Threshold-Based Evaluation: Uses adaptive threshold mechanism instead of direct similarity scoring
Human Preference Aligned: Trained on hierarchical preference triplets from Pick-High dataset and Pick-a-pic dataset
Complementary Design: Works optimally when combined with HP model for comprehensive evaluation

Model Sources

Repository: https://github.com/BarretBa/ICTHP
Paper: Enhancing Reward Models for High-quality Image Generation: Beyond Text-Image Alignment
Base Model: CLIP-ViT-H-14 (Fine-tuned with ICT objectives)
Training Dataset: Pick-High dataset and Pick-a-pic dataset (360,000 preference triplets)

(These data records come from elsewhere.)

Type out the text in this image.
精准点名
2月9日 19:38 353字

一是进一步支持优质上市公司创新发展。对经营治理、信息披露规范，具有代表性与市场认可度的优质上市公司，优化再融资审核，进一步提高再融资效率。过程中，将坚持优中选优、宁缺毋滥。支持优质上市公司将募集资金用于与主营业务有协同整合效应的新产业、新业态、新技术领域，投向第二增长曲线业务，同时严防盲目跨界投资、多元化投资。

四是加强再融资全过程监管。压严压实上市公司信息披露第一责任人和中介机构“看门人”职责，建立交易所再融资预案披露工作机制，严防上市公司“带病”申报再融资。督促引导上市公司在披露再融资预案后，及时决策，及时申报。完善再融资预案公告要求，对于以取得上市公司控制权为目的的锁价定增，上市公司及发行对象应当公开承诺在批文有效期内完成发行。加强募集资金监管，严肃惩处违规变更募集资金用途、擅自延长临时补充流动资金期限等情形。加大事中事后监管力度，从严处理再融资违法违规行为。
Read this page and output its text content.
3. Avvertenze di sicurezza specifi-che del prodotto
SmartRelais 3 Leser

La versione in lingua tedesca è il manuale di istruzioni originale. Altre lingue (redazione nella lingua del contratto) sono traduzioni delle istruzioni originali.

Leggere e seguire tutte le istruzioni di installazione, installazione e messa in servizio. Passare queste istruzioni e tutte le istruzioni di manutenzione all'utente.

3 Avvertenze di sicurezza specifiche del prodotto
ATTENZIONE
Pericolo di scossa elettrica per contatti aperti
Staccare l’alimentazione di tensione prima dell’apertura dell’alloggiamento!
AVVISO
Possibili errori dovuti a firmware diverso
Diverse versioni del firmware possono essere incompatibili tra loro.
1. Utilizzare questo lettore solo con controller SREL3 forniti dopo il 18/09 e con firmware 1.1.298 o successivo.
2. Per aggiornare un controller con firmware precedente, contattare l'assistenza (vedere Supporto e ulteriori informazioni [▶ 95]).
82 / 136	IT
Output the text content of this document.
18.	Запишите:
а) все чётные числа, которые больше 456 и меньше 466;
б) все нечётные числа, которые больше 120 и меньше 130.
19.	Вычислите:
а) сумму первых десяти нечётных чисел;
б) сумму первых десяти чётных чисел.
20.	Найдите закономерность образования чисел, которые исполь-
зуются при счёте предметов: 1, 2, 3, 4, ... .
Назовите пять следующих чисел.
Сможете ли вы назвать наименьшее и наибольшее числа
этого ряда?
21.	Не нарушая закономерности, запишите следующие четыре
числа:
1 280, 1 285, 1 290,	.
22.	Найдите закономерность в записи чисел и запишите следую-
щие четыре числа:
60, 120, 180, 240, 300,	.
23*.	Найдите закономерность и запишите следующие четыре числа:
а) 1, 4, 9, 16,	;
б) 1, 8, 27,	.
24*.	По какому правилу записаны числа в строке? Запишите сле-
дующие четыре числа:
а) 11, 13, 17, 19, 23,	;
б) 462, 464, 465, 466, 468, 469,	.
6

How to Get Started with the Model

Installation

pip install torch transformers pillow numpy open-clip-torch

Quick Start

# import
import torch
from transformers import CLIPModel, CLIPProcessor
from PIL import Image
from hpsv2.src.open_clip import get_tokenizer

# load model
device = "cuda"
processor_name_or_path = "laion/CLIP-ViT-H-14-laion2B-s32B-b79K"
model_pretrained_name_or_path = "8y/ICT"

processor = CLIPProcessor.from_pretrained(processor_name_or_path)
preprocess_val = lambda img: processor(images=img, return_tensors="pt")["pixel_values"]

# Load ICT model
ict_model = CLIPModel.from_pretrained(processor_name_or_path)
checkpoint_path = f"{model_pretrained_name_or_path}/pytorch_model.bin"
state_dict = torch.load(checkpoint_path, map_location="cpu")
ict_model.load_state_dict(state_dict, strict=False)
ict_model = ict_model.to(device)
ict_model.eval()

# Get tokenizer
tokenizer = get_tokenizer('ViT-H-14')

def calc_ict_scores(images, texts):
    # preprocess
    image_scores = []
    for image in images:
        image_score = preprocess_val(image).to(device)
        image_scores.append(image_score)
    
    ict_scores = []
    
    with torch.no_grad():
        for image_score, text in zip(image_scores, texts):
            # extract features
            image_ict_features = ict_model.get_image_features(pixel_values=image_score)
            image_ict_features = image_ict_features / image_ict_features.norm(dim=-1, keepdim=True)
            
            # process text input
            text_input_ids = tokenizer(text).to(device)
            text_features_ict = ict_model.get_text_features(text_input_ids)
            text_features_ict = text_features_ict / text_features_ict.norm(dim=-1, keepdim=True)
            
            # calculate ICT scores
            ict_score = text_features_ict @ image_ict_features.T
            ict_scores.append(ict_score.cpu().item() if ict_score.dim() == 0 else ict_score.cpu().squeeze().item())
    
    return ict_scores

pil_images = [Image.open("image1.jpg"), Image.open("image2.jpg")]
texts = ["prompt for image1", "prompt for image2"]
scores = calc_ict_scores(pil_images, texts)
print(f"ICT Scores: {scores}")

Training Details

Training Objective

ICT Scoring Framework: Instead of direct CLIP similarity, ICT employs a threshold-based mechanism:

C(I,P) = min(CLIP(I,P) / θ, 1)

ICT models are trained using hierarchical scoring with triplet rankings:

E₃ = 1: High-quality images with refined prompts
E₂ = C(I₂, P_easy): Medium-quality images
E₁ = min(C(I₁, P_easy), E₂): Low-quality images

Training Data

This model was trained on 360,000 preference triplets from Pick-High dataset and Pick-a-pic dataset.

Citation

@misc{ba2025enhancingrewardmodelshighquality,
      title={Enhancing Reward Models for High-quality Image Generation: Beyond Text-Image Alignment}, 
      author={Ying Ba and Tianyu Zhang and Yalong Bai and Wenyi Mo and Tao Liang and Bing Su and Ji-Rong Wen},
      year={2025},
      eprint={2507.19002},
      archivePrefix={arXiv},
      primaryClass={cs.CV},
      url={https://arxiv.org/abs/2507.19002}, 
}